DE AFFICHE: MEER TROEVEN DAN VERMOED? Pol Martens
Een website die een uitzonderlijke erfgoedverzameling ontsluit, met name een sinds jaren zorgvuldig uitgebouwde collectie affiches omtrent Brugge vormt het uitgangspunt voor onderstaande tekst. De vraag naar het nut van een dergelijk affichebestand deed ons nadenken over de troeven van de affiche voor de geschiedenisleerkracht. Wij formuleren een handvol losse bedenkingen omtrent de affiche, een medium dat mogelijks meer verdient dan een bescheiden rol als illustratie in de marge van uw cursus.

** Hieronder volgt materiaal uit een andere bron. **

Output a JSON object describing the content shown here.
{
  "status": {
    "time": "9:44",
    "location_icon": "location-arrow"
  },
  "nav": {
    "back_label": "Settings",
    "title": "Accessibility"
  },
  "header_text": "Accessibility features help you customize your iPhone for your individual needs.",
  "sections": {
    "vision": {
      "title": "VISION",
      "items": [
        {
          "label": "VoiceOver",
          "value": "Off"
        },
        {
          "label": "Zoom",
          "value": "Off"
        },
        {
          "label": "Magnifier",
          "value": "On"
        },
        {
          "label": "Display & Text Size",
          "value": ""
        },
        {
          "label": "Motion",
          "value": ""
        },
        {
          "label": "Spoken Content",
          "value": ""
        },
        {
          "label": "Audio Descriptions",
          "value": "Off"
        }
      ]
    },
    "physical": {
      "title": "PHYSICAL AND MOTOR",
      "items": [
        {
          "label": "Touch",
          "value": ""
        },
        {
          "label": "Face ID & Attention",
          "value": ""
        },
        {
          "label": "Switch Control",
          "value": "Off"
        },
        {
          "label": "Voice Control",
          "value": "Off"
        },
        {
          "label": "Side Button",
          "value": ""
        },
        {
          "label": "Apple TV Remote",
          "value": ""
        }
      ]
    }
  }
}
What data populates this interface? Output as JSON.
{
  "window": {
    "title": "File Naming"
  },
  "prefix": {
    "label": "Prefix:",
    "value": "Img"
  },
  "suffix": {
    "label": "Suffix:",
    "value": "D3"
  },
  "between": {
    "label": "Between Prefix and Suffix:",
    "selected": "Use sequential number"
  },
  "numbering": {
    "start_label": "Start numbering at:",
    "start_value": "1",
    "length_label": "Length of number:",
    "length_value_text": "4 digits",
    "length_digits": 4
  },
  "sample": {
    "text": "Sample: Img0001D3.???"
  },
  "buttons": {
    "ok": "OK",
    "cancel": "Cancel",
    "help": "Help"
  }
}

Het selecteren van beeldmateriaal blijkt voor al wie het opmaken van een cursus ernstig neemt – voor alle leerkrachten geschiedenis, dus – altijd weer een moeilijke keuze. Was in lang vervlogen tijden het gebrek aan bruikbare illustraties wel eens een probleem, dan is vandaag het overaanbod aan visuele documentatie veeleer een struikelblok. De nieuwe media staan er immers garant voor dat werkelijk alle beeldmateriaal nooit verder dan een muisklik van ons scherm verwijderd is. Toch valt op dat een aantal vaste waarden blijven terugkeren. Bladert men door een willekeurige cursus omtrent de geschiedenis van de Nieuwste Tijd, dan is de kans groot dat men een handvol afbeeldingen van affiches aantreft. De opkomst van de arbeidersbeweging, het fascisme, de schoolstrijd… bij het duiden van de grote omwentelingen wordt ter illustratie niet zelden een affiche in stelling gebracht. Dat mag niet verbazen. Van bij het ontstaan van het medium in de tweede helft van de negentiende eeuw heeft de affiche een duidelijk afgelijnde functie: het in één oogopslag duidelijk maken van een boodschap. Inderdaad: ook de illustratie in onze cursus dient precies hetzelfde doel. En laten wij vooral niet voorbij gaan aan de esthetische aspecten van de affiche. Wanneer het op kunstgeschiedenis aan komt, laten wij ons – geheel terecht – graag verleiden tot het presenteren van de affiche als kind van haar tijd: weinig is meer oogstrelend dan zo’n laat-negentiende-eeuws ontwerp van Jules Cheret of Alfons Mucha.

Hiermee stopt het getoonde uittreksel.